THE Scholarly Web
Weekly transmissions from the blogosphere
Life as a postgraduate is tough. For those who overcome the initial funding difficulties, there are still numerous challenges as they juggle low-paid teaching and other part-time work with all the other things considered essential to building an academic career.
This "strangely skewed economy of the academy" is analysed in a blog post by Melonie Fullick, a doctoral student at York University, Toronto, who focuses on the prohibitive expense of attending academic conferences.
"Conferences can be a great academic opportunity and are presented to graduate students as such," she writes. "You can meet others and share ideas, as well as giving and receiving feedback and discovering new possibilities for collaboration.
"But...conferences are also expensive. Attendees must pay for travel, accommodation and the ubiquitous registration fees."
This cost barrier is part of a wider issue, Ms Fullick believes.
"For many graduate students, it's an expense that is beyond their limited budgets. Yet there is little hope of finding an academic job without attending and presenting at conferences during the course of the PhD.
"Grad students aren't paid for the time we spend writing conference presentations, or for the presentations themselves; nor are we reimbursed for the travel costs. It's all considered part of the investment we make in our own careers...What this means is that in graduate school we get used to working for nothing."

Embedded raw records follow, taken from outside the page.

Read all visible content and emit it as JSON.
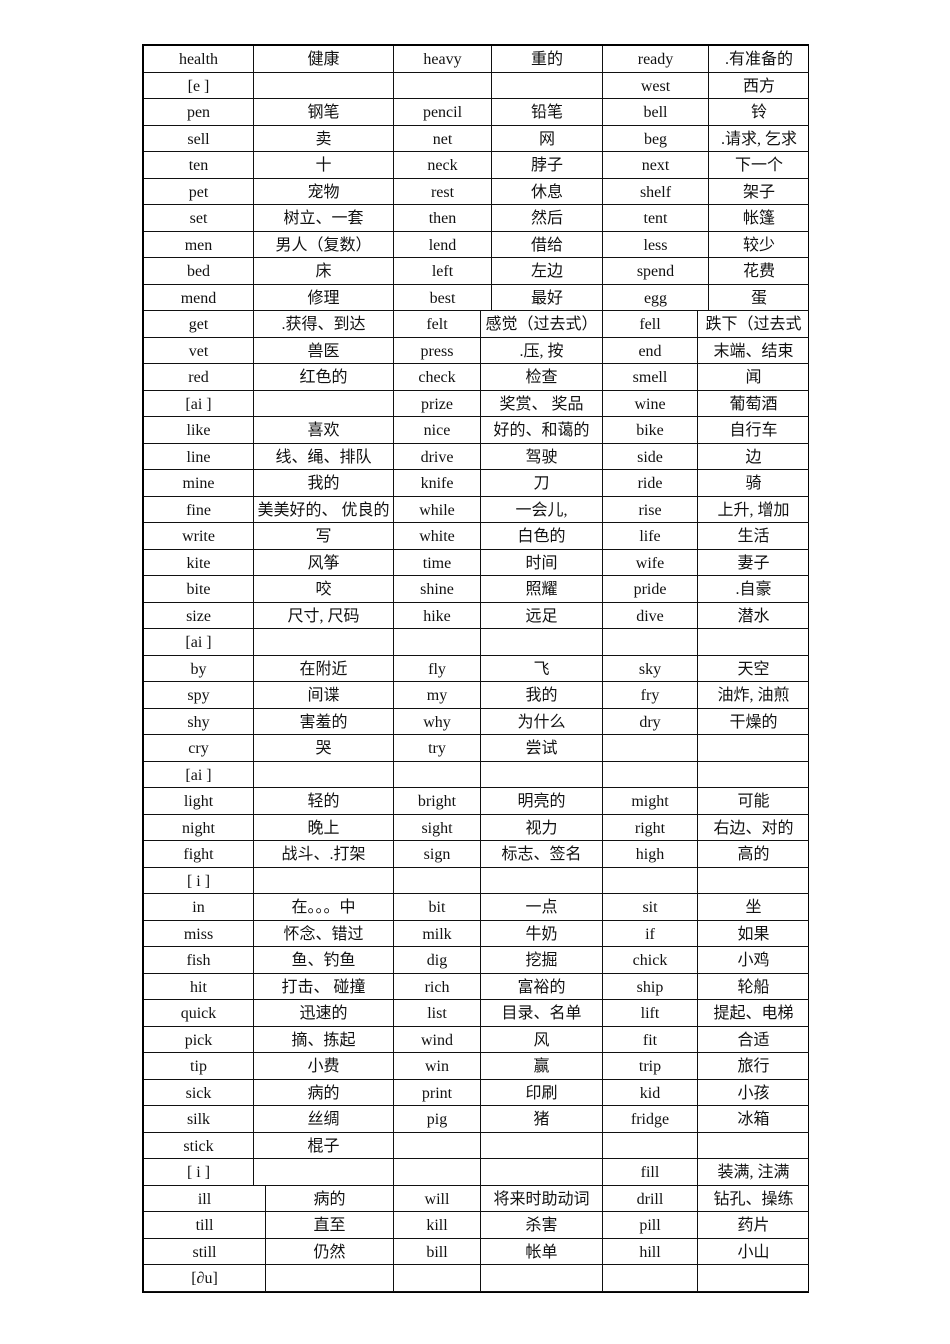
{
  "table": {
    "rows": [
      [
        "health",
        "健康",
        "heavy",
        "重的",
        "ready",
        ".有准备的"
      ],
      [
        "[e ]",
        "",
        "",
        "",
        "west",
        "西方"
      ],
      [
        "pen",
        "钢笔",
        "pencil",
        "铅笔",
        "bell",
        "铃"
      ],
      [
        "sell",
        "卖",
        "net",
        "网",
        "beg",
        ".请求, 乞求"
      ],
      [
        "ten",
        "十",
        "neck",
        "脖子",
        "next",
        "下一个"
      ],
      [
        "pet",
        "宠物",
        "rest",
        "休息",
        "shelf",
        "架子"
      ],
      [
        "set",
        "树立、一套",
        "then",
        "然后",
        "tent",
        "帐篷"
      ],
      [
        "men",
        "男人（复数）",
        "lend",
        "借给",
        "less",
        "较少"
      ],
      [
        "bed",
        "床",
        "left",
        "左边",
        "spend",
        "花费"
      ],
      [
        "mend",
        "修理",
        "best",
        "最好",
        "egg",
        "蛋"
      ],
      [
        "get",
        ".获得、到达",
        "felt",
        "感觉（过去式）",
        "fell",
        "跌下（过去式"
      ],
      [
        "vet",
        "兽医",
        "press",
        ".压, 按",
        "end",
        "末端、结束"
      ],
      [
        "red",
        "红色的",
        "check",
        "检查",
        "smell",
        "闻"
      ],
      [
        "[ai ]",
        "",
        "prize",
        "奖赏、 奖品",
        "wine",
        "葡萄酒"
      ],
      [
        "like",
        "喜欢",
        "nice",
        "好的、和蔼的",
        "bike",
        "自行车"
      ],
      [
        "line",
        "线、绳、排队",
        "drive",
        "驾驶",
        "side",
        "边"
      ],
      [
        "mine",
        "我的",
        "knife",
        "刀",
        "ride",
        "骑"
      ],
      [
        "fine",
        "美美好的、 优良的",
        "while",
        "一会儿,",
        "rise",
        "上升, 增加"
      ],
      [
        "write",
        "写",
        "white",
        "白色的",
        "life",
        "生活"
      ],
      [
        "kite",
        "风筝",
        "time",
        "时间",
        "wife",
        "妻子"
      ],
      [
        "bite",
        "咬",
        "shine",
        "照耀",
        "pride",
        ".自豪"
      ],
      [
        "size",
        "尺寸, 尺码",
        "hike",
        "远足",
        "dive",
        "潜水"
      ],
      [
        "[ai ]",
        "",
        "",
        "",
        "",
        ""
      ],
      [
        "by",
        "在附近",
        "fly",
        "飞",
        "sky",
        "天空"
      ],
      [
        "spy",
        "间谍",
        "my",
        "我的",
        "fry",
        "油炸, 油煎"
      ],
      [
        "shy",
        "害羞的",
        "why",
        "为什么",
        "dry",
        "干燥的"
      ],
      [
        "cry",
        "哭",
        "try",
        "尝试",
        "",
        ""
      ],
      [
        "[ai ]",
        "",
        "",
        "",
        "",
        ""
      ],
      [
        "light",
        "轻的",
        "bright",
        "明亮的",
        "might",
        "可能"
      ],
      [
        "night",
        "晚上",
        "sight",
        "视力",
        "right",
        "右边、对的"
      ],
      [
        "fight",
        "战斗、.打架",
        "sign",
        "标志、签名",
        "high",
        "高的"
      ],
      [
        "[ i ]",
        "",
        "",
        "",
        "",
        ""
      ],
      [
        "in",
        "在。。。中",
        "bit",
        "一点",
        "sit",
        "坐"
      ],
      [
        "miss",
        "怀念、错过",
        "milk",
        "牛奶",
        "if",
        "如果"
      ],
      [
        "fish",
        "鱼、钓鱼",
        "dig",
        "挖掘",
        "chick",
        "小鸡"
      ],
      [
        "hit",
        "打击、 碰撞",
        "rich",
        "富裕的",
        "ship",
        "轮船"
      ],
      [
        "quick",
        "迅速的",
        "list",
        "目录、名单",
        "lift",
        "提起、电梯"
      ],
      [
        "pick",
        "摘、拣起",
        "wind",
        "风",
        "fit",
        "合适"
      ],
      [
        "tip",
        "小费",
        "win",
        "赢",
        "trip",
        "旅行"
      ],
      [
        "sick",
        "病的",
        "print",
        "印刷",
        "kid",
        "小孩"
      ],
      [
        "silk",
        "丝绸",
        "pig",
        "猪",
        "fridge",
        "冰箱"
      ],
      [
        "stick",
        "棍子",
        "",
        "",
        "",
        ""
      ],
      [
        "[ i ]",
        "",
        "",
        "",
        "fill",
        "装满, 注满"
      ],
      [
        "ill",
        "病的",
        "will",
        "将来时助动词",
        "drill",
        "钻孔、操练"
      ],
      [
        "till",
        "直至",
        "kill",
        "杀害",
        "pill",
        "药片"
      ],
      [
        "still",
        "仍然",
        "bill",
        "帐单",
        "hill",
        "小山"
      ],
      [
        "[∂u]",
        "",
        "",
        "",
        "",
        ""
      ]
    ]
  }
}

She quotes a tweet from another PhD candidate in a similar position, Ernesto Priego (@ernestopriego), who says this system perpetuates privilege because only "those who have afforded to work for free will get jobs. The vicious circle is maddening."

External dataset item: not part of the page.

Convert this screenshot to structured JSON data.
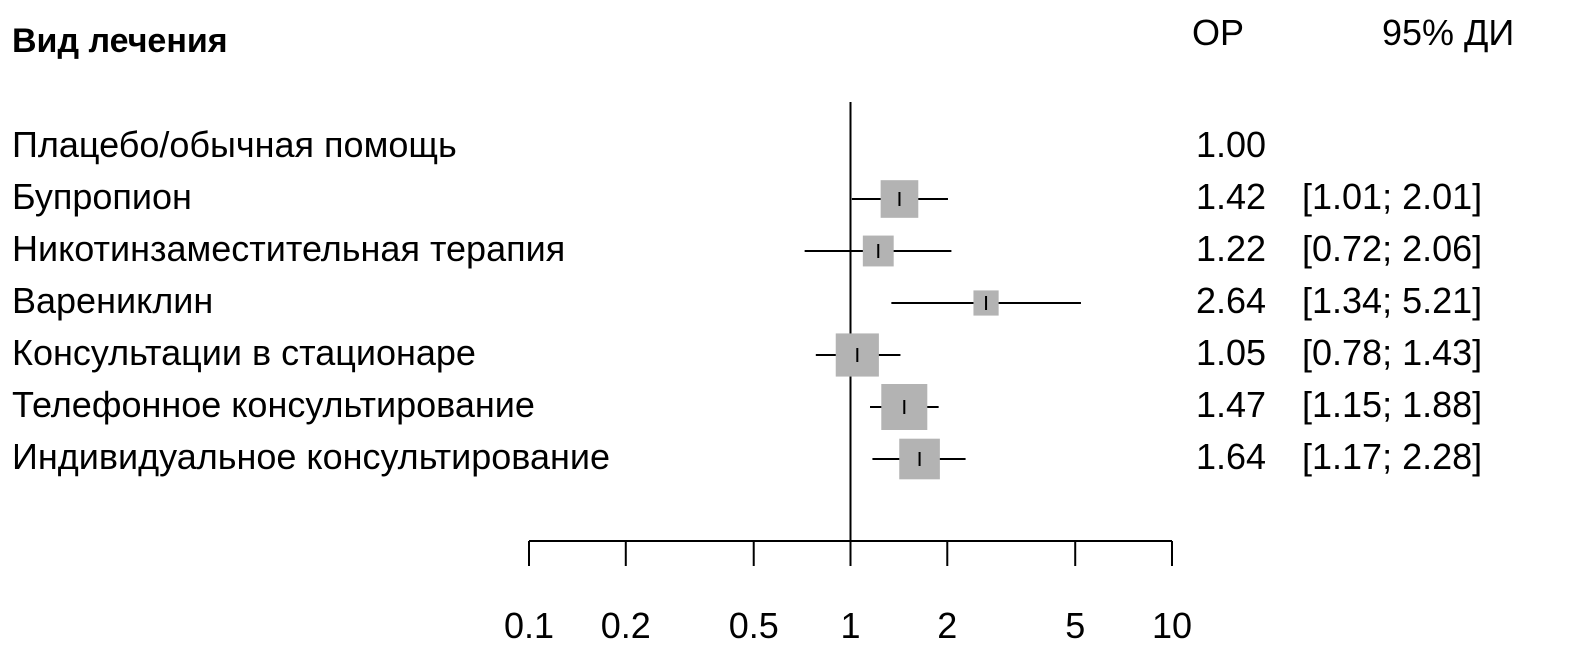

The result, Ms Fullick argues, is that "in spite of increasing accessibility in terms of enrolments, graduate education still tends to be stratified by socioeconomic class".
This is further entrenched by the changing nature of the academic profession in the US. "The assumed, eventual 'payoff' is now less available than ever," Ms Fullick writes.

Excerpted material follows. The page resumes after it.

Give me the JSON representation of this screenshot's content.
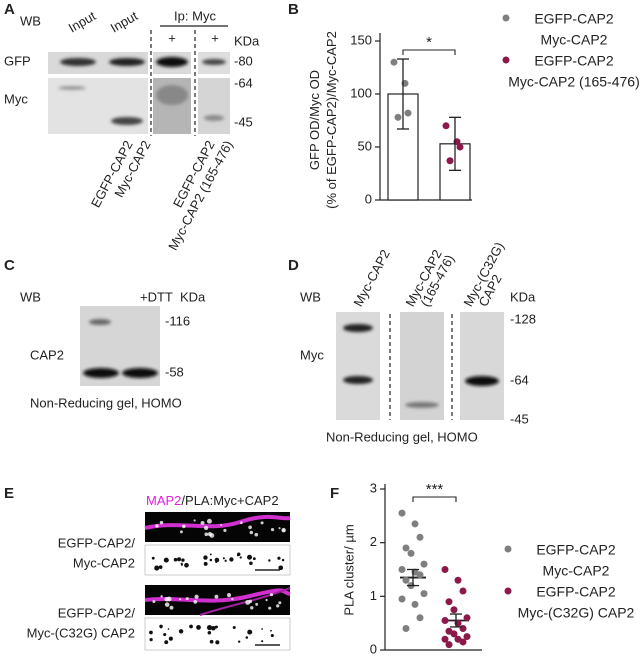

"The 'academic economy' I described may have made more sense in the now-distant past when tenure-track jobs were more readily available, and when publishing was something you could leave until after graduation. But permanent-track professors actually don't really do these things for 'free'. They earn a stable salary and they receive institutional support for research-related activities, which are considered part of the job."
She concludes by saying that her point "is not that we should do nothing for free, or that we should all leave the academic profession for higher-paying jobs in other areas".
Rather, "what I want to emphasise is that many graduate students have little sense of the worth of their contributions...Because academe presents itself as a meritocracy, often those who 'fail' tend to blame themselves for it. But 'pure' meritocracy is a myth. This is why knowing your own value means understanding not just what you have to offer in multiple contexts, but also that you have real choices, that there are fruitful possibilities, and that given the kinds of sacrifices involved, 'traditional' academic work may not be the best among them."